Using a new metal that is stronger than steel but more malleable than plastic — called bulk metallic glass — Yale engineers have developed a process that will transform the manufacturing process of nano-devices — from computer memory to CDs and DVDs.

“This is a manufacturing technique that would work with incredibly small structures,” said Jack Harris, professor of physics and author on the study, “Structures that are only a few atoms in size.”

While pure metals have ordered, crystalline lattices, metallic glasses are amorphous combinations of different pure metals which are mixed through melting and then solidified via rapid cooling, said senior author Jan Schroers, associate professor of mechanical engineering. The homogenous nature of BMGs prevents their component atoms from coming together in an organized manner, creating a random internal structure that essentially makes the material behave like a liquid, Schroers said. This property — combined with their durability — makes BMGs ideal candidates to create molds that can shape “soft” materials such as CDs and DVDs, postdoctoral fellow Golden Kumar, a co-author on the study, said.

“They combine the good properties of polymers and metals,” he said. “They flow like polymers but they have the strength of metals.”

Normally, CDs and DVDs are able to encode information using a physical pattern of bumps and flat regions on their surface that corresponds to binary code.

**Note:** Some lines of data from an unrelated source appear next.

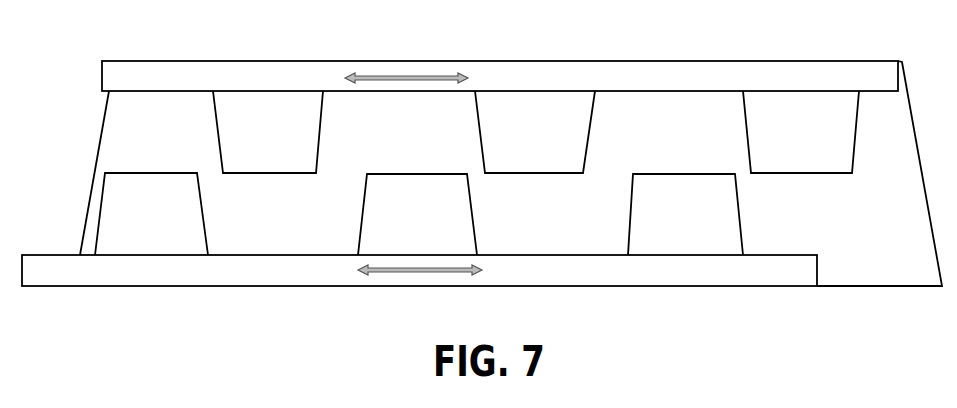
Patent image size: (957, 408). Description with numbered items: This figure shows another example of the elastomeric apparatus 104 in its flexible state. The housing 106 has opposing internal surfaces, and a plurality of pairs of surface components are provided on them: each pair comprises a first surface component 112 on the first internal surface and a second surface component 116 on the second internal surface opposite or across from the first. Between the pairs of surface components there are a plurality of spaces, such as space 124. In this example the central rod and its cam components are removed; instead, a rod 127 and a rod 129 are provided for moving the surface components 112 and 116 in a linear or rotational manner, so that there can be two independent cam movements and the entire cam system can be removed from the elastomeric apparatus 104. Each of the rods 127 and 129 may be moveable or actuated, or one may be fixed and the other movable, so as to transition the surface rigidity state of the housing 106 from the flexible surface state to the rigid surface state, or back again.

The elastomeric apparatus 104 is at (188, 36).
The housing 106 is at (97, 165).
The first surface component 112 is at (174, 168).
The second surface component 116 is at (261, 180).
The space 124 is at (286, 312).
The rod 127 is at (386, 97).
The rod 129 is at (287, 251).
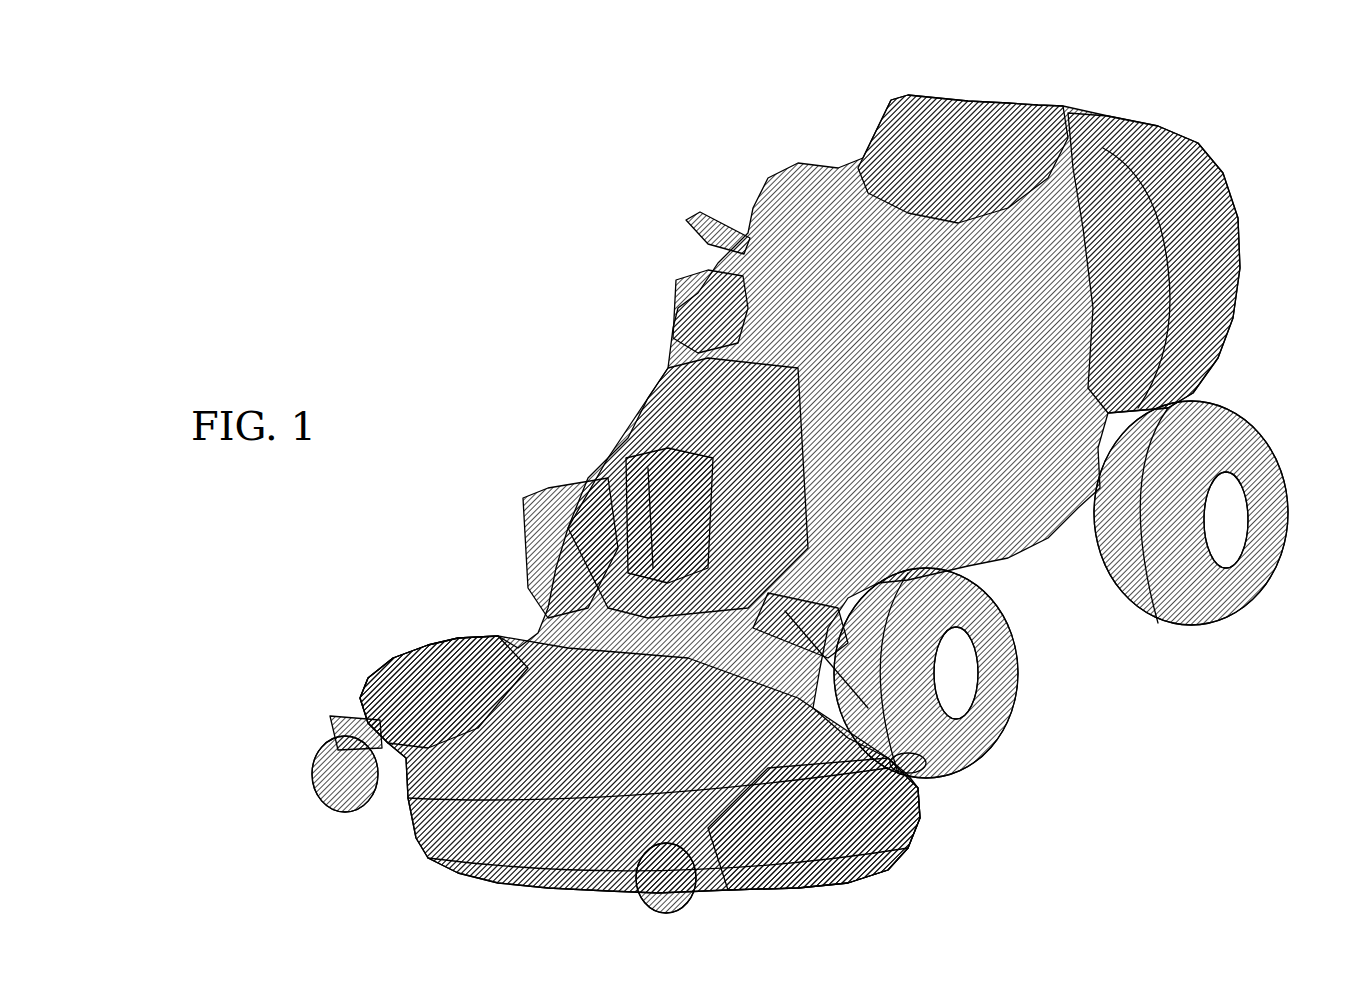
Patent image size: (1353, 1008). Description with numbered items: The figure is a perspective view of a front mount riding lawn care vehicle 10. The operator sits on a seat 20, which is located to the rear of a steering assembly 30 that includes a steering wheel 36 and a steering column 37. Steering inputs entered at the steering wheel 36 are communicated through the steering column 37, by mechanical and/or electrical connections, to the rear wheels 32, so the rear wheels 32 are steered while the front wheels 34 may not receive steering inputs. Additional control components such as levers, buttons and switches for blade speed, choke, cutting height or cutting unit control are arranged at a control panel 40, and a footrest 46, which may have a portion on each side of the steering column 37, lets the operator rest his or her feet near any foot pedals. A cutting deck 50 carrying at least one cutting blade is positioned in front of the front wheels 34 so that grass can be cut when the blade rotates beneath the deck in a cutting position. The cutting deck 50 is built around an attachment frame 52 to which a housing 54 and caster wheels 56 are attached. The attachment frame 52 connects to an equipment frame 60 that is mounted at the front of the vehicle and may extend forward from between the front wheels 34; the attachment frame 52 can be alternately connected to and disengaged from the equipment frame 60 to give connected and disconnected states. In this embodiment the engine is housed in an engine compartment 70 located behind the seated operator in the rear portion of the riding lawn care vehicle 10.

The riding lawn care vehicle 10 is at (707, 470).
The seat 20 is at (860, 150).
The steering assembly 30 is at (617, 440).
The rear wheels 32 is at (1170, 600).
The front wheels 34 is at (967, 713).
The steering wheel 36 is at (692, 218).
The steering column 37 is at (643, 493).
The control panel 40 is at (688, 290).
The footrest 46 is at (903, 763).
The cutting deck 50 is at (527, 779).
The attachment frame 52 is at (380, 720).
The housing 54 is at (833, 837).
The caster wheels 56 is at (315, 775).
The equipment frame 60 is at (777, 603).
The engine compartment 70 is at (1133, 162).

The physical properties of BMGs enable them to etch a much smaller physical pattern onto a disk surface than metals can, and the newfound materials are much more durable that either semiconductor or silicon devices.

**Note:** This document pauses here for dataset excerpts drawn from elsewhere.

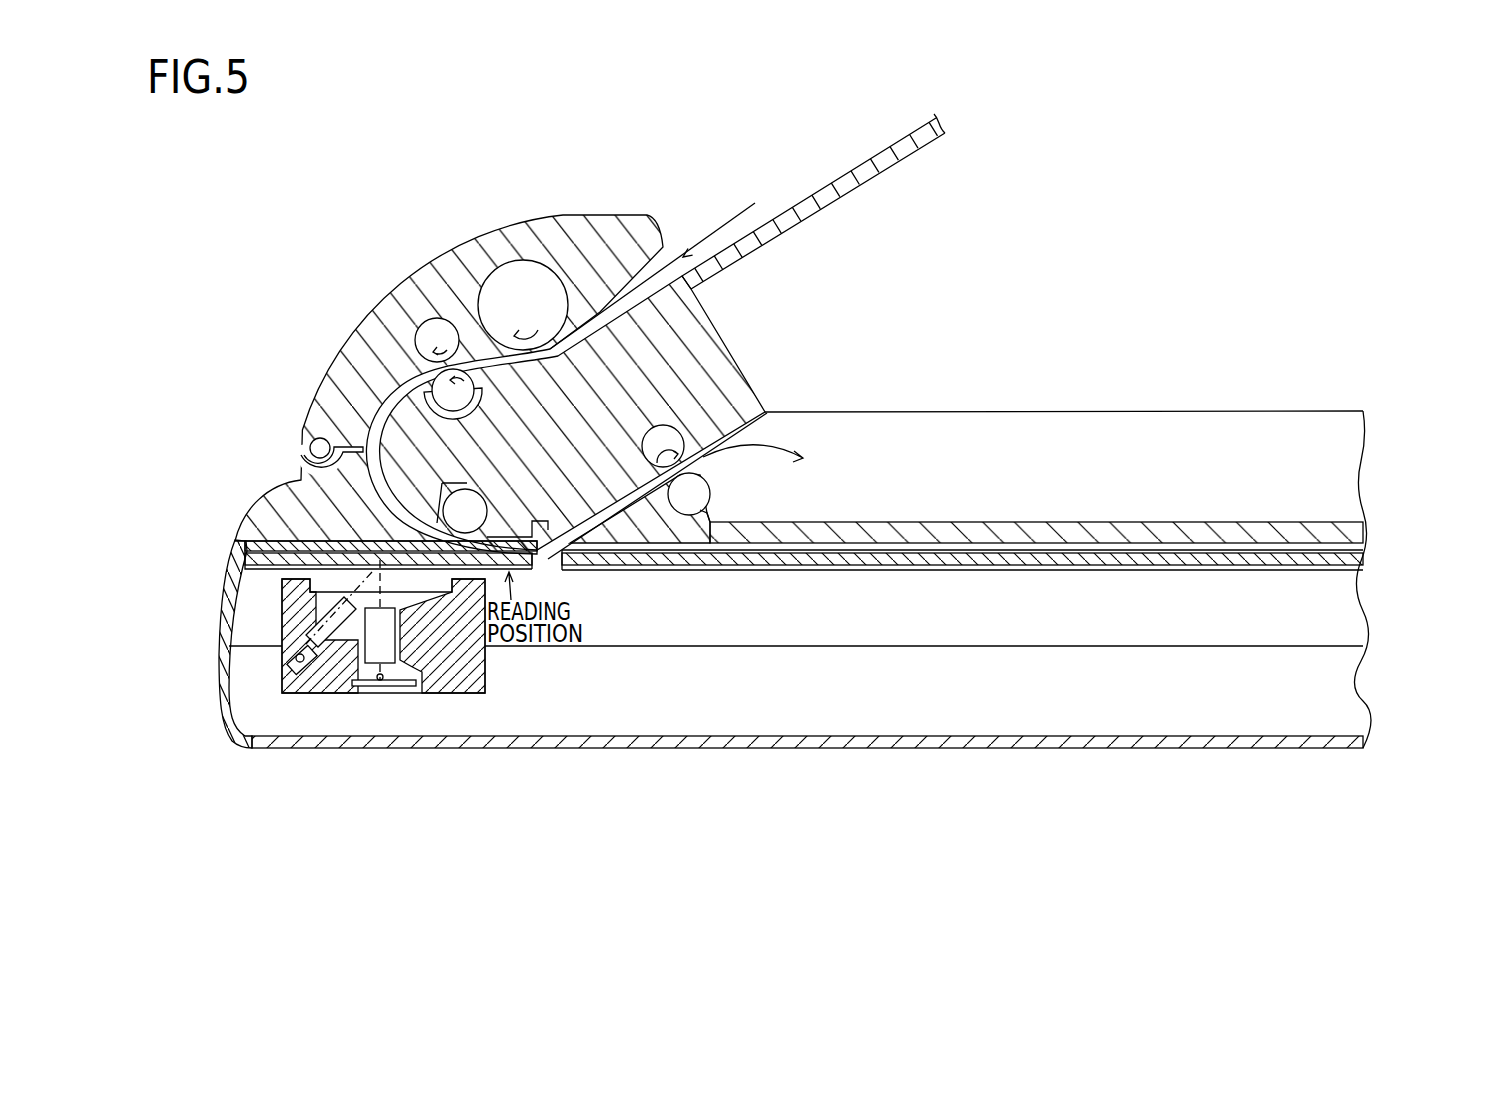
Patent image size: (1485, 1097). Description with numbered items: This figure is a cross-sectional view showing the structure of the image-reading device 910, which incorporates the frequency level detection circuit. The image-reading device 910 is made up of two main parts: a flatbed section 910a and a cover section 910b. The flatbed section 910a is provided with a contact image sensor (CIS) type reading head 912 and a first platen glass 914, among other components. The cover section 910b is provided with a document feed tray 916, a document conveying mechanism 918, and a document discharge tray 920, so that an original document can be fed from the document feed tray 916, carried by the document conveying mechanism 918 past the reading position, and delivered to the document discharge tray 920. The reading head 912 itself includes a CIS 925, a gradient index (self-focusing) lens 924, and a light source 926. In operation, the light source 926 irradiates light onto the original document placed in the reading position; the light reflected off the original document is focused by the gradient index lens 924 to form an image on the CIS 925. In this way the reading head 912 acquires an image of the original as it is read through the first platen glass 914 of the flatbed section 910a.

The image-reading device 910 is at (1181, 298).
The flatbed section 910a is at (1342, 677).
The cover section 910b is at (1333, 465).
The reading head 912 is at (295, 611).
The first platen glass 914 is at (520, 557).
The document feed tray 916 is at (812, 205).
The document conveying mechanism 918 is at (365, 335).
The document discharge tray 920 is at (906, 522).
The gradient index lens 924 is at (390, 638).
The CIS 925 is at (377, 682).
The light source 926 is at (302, 673).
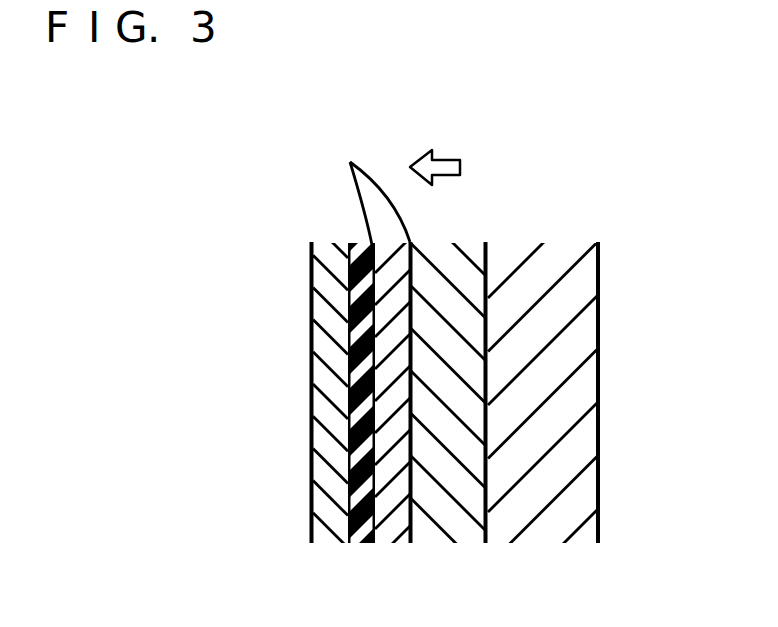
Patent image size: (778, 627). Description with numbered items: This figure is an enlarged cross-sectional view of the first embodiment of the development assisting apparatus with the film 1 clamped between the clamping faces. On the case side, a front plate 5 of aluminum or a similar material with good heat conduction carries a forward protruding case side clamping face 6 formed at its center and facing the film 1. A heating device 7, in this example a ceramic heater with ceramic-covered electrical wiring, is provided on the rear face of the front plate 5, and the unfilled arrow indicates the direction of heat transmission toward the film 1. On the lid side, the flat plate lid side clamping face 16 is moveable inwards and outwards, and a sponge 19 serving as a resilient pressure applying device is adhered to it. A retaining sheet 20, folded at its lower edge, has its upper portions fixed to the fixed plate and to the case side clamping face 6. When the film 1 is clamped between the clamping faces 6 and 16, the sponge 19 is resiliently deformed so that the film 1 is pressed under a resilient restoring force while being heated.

For this reason, BMGs — which enable CDs to store up to 20 times the amount of information they are currently engineered to hold — may soon supplant these more traditional materials, Kumar said.

While scientists have been investigating the properties of BMGs for about a decade, only with this latest research have they been applied practically.

“We’ve finally been able to harness their unusual properties to transform both the process of making molds and producing imprints,” Schroers said.

But the researchers had to overcome an initial hurdle before being able to work with BMGs on the nanoscale. Surfaces of liquid metals like BMGs exhibit antiwetting — weak interactions with various materials to be imprinted, such as other metals or polymers, Kumar said.

A major stepping stone in the study was Kumar’s discovery that altering the ratio of different metallic components of BMGs could potentially improve surface interactions, enabling the researchers to apply their technology on a smaller scale.

Apart from their applications to the semiconductor and computing industries, Kumar said BMGs have potential to be used as metallic implants and stents in the medical field due to their high elasticity.

Looking forward, the researchers said they are working to continue reducing the size of these devices to 1 to 2 nanometers — potentially by utilizing carbon nanotubes rather than silicon molds to pattern and refine metallic glasses, Kumar said. The team is also working on getting BMGs on the market — specifically that of the computing industry, within the next five years, he added.

The study was published in the February 12th of Nature.